The justification for QSP models originates from this trivial observation: the human mind is limited in its ability to assemble vast, interacting, quantitative, redundant, and retroactive pieces of knowledge. So while not perfect, models applying mathematical formalism to represent complex biological systems is better than any other alternative. 

But proof is in the pudding: ISCTs have successfully predicted real outcomes, notably in the case of a non-small cell lung cancer drug developed by AstraZeneca (Flaura2 use case).

Myth 7: ISCTs Provide No Value Post-Launch Of A New Drug

Quite the contrary.

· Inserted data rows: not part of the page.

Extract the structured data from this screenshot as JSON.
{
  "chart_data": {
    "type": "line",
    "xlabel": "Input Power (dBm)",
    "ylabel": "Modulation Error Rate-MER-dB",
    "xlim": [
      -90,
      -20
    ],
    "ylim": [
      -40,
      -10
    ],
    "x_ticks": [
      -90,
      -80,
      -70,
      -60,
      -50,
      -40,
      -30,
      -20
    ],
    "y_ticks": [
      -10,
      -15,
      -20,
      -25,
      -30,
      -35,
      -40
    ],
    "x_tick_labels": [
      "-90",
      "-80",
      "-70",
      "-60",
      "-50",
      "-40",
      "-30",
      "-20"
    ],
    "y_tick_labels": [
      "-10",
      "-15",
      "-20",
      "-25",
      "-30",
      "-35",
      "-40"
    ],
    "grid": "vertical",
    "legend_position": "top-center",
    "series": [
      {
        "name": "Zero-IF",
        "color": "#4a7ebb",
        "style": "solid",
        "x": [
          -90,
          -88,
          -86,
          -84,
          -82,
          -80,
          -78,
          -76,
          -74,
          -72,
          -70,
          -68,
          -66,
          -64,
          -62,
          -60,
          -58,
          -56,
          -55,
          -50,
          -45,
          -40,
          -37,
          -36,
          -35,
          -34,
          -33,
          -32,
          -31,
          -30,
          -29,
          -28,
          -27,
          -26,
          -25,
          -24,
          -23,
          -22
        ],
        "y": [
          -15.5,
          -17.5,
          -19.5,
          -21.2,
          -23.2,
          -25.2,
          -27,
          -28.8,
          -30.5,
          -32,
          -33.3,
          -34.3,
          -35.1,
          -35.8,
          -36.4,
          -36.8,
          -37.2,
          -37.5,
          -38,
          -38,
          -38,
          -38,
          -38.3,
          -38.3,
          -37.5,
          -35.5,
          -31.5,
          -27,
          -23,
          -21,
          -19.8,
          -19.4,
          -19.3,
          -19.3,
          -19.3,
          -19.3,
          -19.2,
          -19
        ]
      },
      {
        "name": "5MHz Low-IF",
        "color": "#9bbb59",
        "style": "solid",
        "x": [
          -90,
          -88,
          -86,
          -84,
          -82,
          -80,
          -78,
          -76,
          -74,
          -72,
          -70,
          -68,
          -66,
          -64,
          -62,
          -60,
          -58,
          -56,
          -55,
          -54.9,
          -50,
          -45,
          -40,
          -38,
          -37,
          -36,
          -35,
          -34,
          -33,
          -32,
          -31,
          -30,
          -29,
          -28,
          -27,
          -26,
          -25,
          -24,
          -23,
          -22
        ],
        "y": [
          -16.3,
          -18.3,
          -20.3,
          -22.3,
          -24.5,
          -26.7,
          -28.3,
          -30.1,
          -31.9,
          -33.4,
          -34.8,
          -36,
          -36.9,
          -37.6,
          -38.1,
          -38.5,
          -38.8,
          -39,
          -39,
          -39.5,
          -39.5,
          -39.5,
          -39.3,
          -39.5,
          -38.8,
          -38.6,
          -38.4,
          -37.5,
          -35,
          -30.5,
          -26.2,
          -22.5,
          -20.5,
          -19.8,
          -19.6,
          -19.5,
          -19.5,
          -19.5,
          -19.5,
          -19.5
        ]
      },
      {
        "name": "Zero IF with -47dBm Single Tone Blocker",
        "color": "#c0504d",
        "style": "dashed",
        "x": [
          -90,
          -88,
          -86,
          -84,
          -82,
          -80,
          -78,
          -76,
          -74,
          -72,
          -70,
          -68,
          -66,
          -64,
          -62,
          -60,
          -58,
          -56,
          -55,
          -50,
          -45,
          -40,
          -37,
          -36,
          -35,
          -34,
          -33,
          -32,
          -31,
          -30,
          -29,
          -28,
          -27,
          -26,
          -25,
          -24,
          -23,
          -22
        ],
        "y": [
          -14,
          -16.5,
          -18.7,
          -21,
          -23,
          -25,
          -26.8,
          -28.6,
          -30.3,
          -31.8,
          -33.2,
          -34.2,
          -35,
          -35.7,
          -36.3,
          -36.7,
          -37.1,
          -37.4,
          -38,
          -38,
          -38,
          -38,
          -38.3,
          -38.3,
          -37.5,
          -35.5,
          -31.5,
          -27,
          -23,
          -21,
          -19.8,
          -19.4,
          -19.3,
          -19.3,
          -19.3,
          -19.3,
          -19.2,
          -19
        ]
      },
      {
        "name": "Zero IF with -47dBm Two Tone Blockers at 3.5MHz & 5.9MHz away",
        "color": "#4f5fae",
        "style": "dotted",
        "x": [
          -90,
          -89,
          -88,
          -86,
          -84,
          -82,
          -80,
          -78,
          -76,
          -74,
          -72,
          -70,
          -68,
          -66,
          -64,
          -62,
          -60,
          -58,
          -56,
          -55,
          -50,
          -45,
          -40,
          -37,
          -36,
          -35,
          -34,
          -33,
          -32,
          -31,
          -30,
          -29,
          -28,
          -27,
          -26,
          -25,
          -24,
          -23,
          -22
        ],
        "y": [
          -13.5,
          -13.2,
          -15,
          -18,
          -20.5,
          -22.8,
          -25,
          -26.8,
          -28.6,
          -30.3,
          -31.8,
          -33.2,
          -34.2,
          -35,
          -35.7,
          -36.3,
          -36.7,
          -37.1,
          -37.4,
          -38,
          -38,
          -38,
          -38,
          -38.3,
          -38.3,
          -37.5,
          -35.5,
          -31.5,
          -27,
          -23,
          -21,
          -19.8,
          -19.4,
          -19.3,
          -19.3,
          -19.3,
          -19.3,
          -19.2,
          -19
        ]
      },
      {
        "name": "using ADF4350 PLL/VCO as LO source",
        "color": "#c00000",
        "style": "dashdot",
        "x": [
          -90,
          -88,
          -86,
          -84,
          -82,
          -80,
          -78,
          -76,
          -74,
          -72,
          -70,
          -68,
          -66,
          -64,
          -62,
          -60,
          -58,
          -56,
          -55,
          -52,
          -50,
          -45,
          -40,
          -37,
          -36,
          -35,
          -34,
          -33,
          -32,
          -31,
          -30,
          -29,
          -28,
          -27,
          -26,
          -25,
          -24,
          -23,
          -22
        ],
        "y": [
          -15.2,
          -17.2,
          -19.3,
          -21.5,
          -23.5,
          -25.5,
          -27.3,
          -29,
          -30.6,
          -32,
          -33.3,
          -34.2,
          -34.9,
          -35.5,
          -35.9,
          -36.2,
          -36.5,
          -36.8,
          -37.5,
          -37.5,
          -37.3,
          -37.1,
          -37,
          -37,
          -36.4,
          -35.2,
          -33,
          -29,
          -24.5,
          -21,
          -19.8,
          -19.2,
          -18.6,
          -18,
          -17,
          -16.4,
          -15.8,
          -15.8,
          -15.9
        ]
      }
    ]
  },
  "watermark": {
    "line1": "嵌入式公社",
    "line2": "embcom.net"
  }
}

First, ISCTs make it possible to fill gaps in files submitted to Health Technology Assessment (HTA) agencies that real-life clinical trials may have left open. 

ISCTs make it possible to predict more accurately long-term efficacy beyond the duration of a conventional trial, the effects on clinical outcomes when development could only be achieved with surrogate endpoints, to delineate the target population more precisely, to compare the treatment to comparators that could not be taken into account during development, and to explore interactions with established treatments (standard of care) when necessary.

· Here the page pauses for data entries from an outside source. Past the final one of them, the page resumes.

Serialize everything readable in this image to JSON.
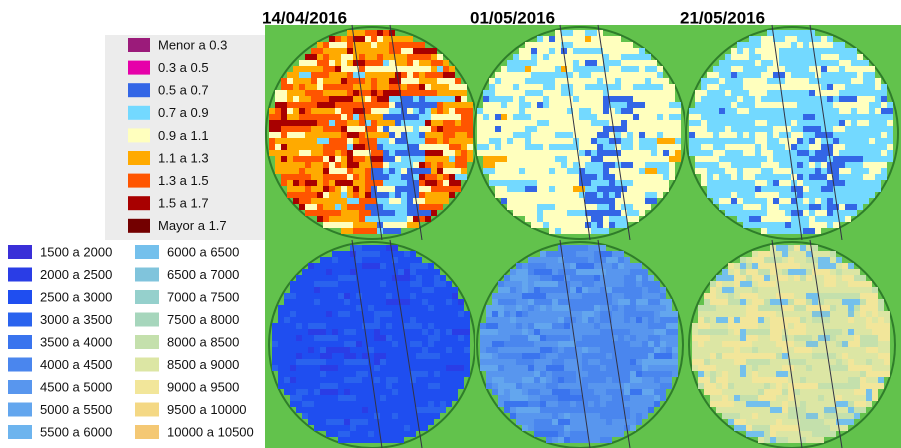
{
  "dates": [
    "14/04/2016",
    "01/05/2016",
    "21/05/2016"
  ],
  "legend_ratio": [
    {
      "label": "Menor a 0.3",
      "color": "#9b1b7a"
    },
    {
      "label": "0.3 a 0.5",
      "color": "#e600a9"
    },
    {
      "label": "0.5 a 0.7",
      "color": "#3366e6"
    },
    {
      "label": "0.7 a 0.9",
      "color": "#73d9ff"
    },
    {
      "label": "0.9 a 1.1",
      "color": "#ffffbe"
    },
    {
      "label": "1.1 a 1.3",
      "color": "#ffaa00"
    },
    {
      "label": "1.3 a 1.5",
      "color": "#ff5500"
    },
    {
      "label": "1.5 a 1.7",
      "color": "#a80000"
    },
    {
      "label": "Mayor a 1.7",
      "color": "#730000"
    }
  ],
  "legend_range": [
    {
      "label": "1500 a 2000",
      "color": "#3a2fd8"
    },
    {
      "label": "2000 a 2500",
      "color": "#2a3de6"
    },
    {
      "label": "2500 a 3000",
      "color": "#1f4ef0"
    },
    {
      "label": "3000 a 3500",
      "color": "#2a63ee"
    },
    {
      "label": "3500 a 4000",
      "color": "#3a74ee"
    },
    {
      "label": "4000 a 4500",
      "color": "#4a86ee"
    },
    {
      "label": "4500 a 5000",
      "color": "#5896ee"
    },
    {
      "label": "5000 a 5500",
      "color": "#63a6ee"
    },
    {
      "label": "5500 a 6000",
      "color": "#6db4ee"
    },
    {
      "label": "6000 a 6500",
      "color": "#74c0ec"
    },
    {
      "label": "6500 a 7000",
      "color": "#80c4dc"
    },
    {
      "label": "7000 a 7500",
      "color": "#95d0cc"
    },
    {
      "label": "7500 a 8000",
      "color": "#a6d6bc"
    },
    {
      "label": "8000 a 8500",
      "color": "#c4e0ac"
    },
    {
      "label": "8500 a 9000",
      "color": "#dce6a4"
    },
    {
      "label": "9000 a 9500",
      "color": "#f2e69a"
    },
    {
      "label": "9500 a 10000",
      "color": "#f4d884"
    },
    {
      "label": "10000 a 10500",
      "color": "#f4c874"
    }
  ]
}
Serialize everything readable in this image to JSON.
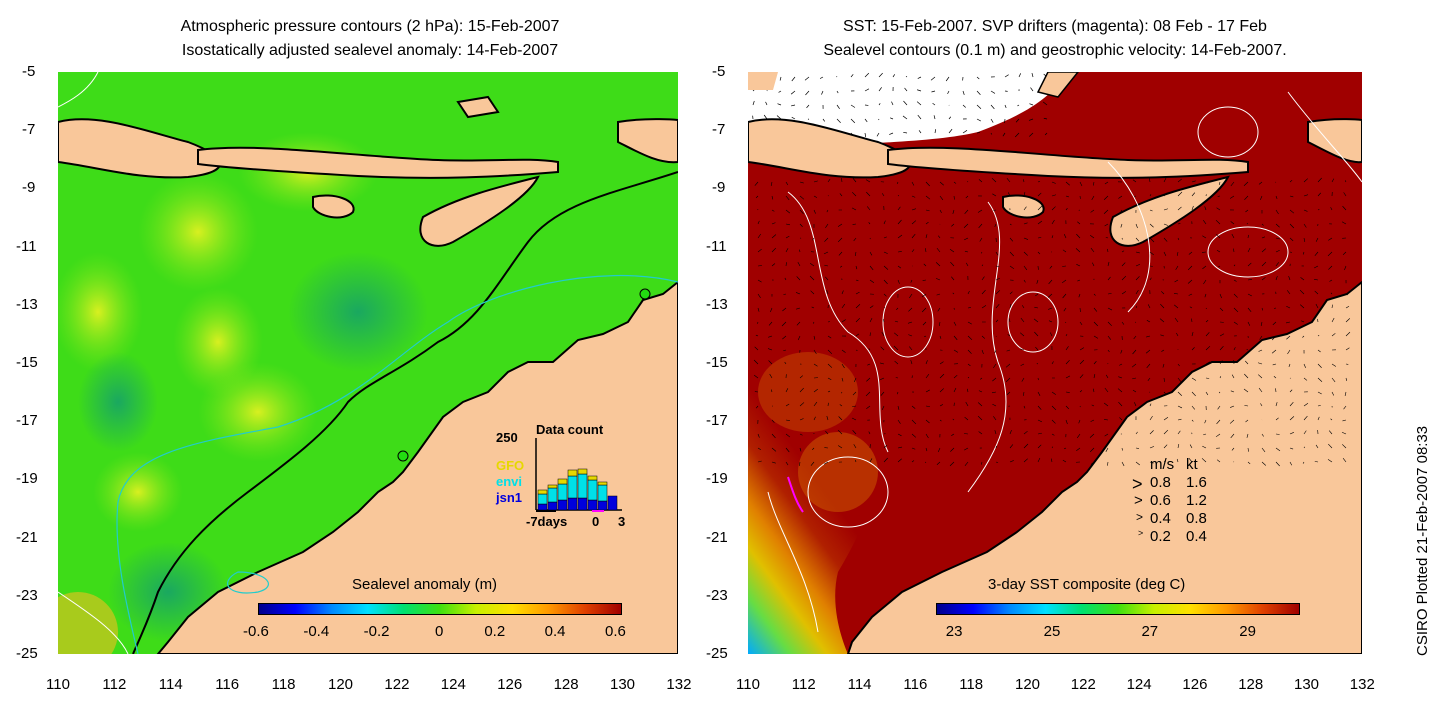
{
  "left_panel": {
    "title_line1": "Atmospheric pressure contours (2 hPa): 15-Feb-2007",
    "title_line2": "Isostatically adjusted sealevel anomaly: 14-Feb-2007",
    "colorbar_label": "Sealevel anomaly (m)",
    "colorbar_ticks": [
      "-0.6",
      "-0.4",
      "-0.2",
      "0",
      "0.2",
      "0.4",
      "0.6"
    ],
    "inset": {
      "title": "Data count",
      "y_label": "250",
      "x_labels": [
        "-7days",
        "0",
        "3"
      ],
      "legend": [
        {
          "name": "GFO",
          "color": "#e6d800"
        },
        {
          "name": "envi",
          "color": "#00e0e8"
        },
        {
          "name": "jsn1",
          "color": "#0000dd"
        }
      ]
    }
  },
  "right_panel": {
    "title_line1": "SST: 15-Feb-2007. SVP drifters (magenta): 08 Feb - 17 Feb",
    "title_line2": "Sealevel contours (0.1 m) and geostrophic velocity: 14-Feb-2007.",
    "colorbar_label": "3-day SST composite (deg C)",
    "colorbar_ticks": [
      "23",
      "25",
      "27",
      "29"
    ],
    "velocity_legend": {
      "header_ms": "m/s",
      "header_kt": "kt",
      "rows": [
        {
          "ms": "0.8",
          "kt": "1.6"
        },
        {
          "ms": "0.6",
          "kt": "1.2"
        },
        {
          "ms": "0.4",
          "kt": "0.8"
        },
        {
          "ms": "0.2",
          "kt": "0.4"
        }
      ]
    }
  },
  "y_axis_ticks": [
    "-5",
    "-7",
    "-9",
    "-11",
    "-13",
    "-15",
    "-17",
    "-19",
    "-21",
    "-23",
    "-25"
  ],
  "x_axis_ticks": [
    "110",
    "112",
    "114",
    "116",
    "118",
    "120",
    "122",
    "124",
    "126",
    "128",
    "130",
    "132"
  ],
  "credit": "CSIRO Plotted 21-Feb-2007 08:33",
  "colors": {
    "land": "#f9c79a",
    "ssh_green": "#22dd11",
    "ssh_light": "#aaf020",
    "sst_dark": "#a00000",
    "current_line": "#22cccc"
  }
}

Second, and this is still some way in the future, QSP models will eventually be deployed in medical practice to individualize treatment decisions based on a given patient’s profile.

Conclusion

In many aspects of life, human decision-making is supported by the predictive capabilities of mathematical models. While imperfect, these models compensate for our limited ability to account for the vast amount of accumulated knowledge in any given field. 

ISCTs, given their ability to achieve superior outcomes when developing innovative therapies, will eventually become a staple of drug development. In a recent article, Bei et al. state that the number of QSP model submissions to the US FDA has more than doubled since 2020 (“Landscape of regulatory quantitative systems pharmacology submissions to the U.S. Food and Drug Administration: An update report”).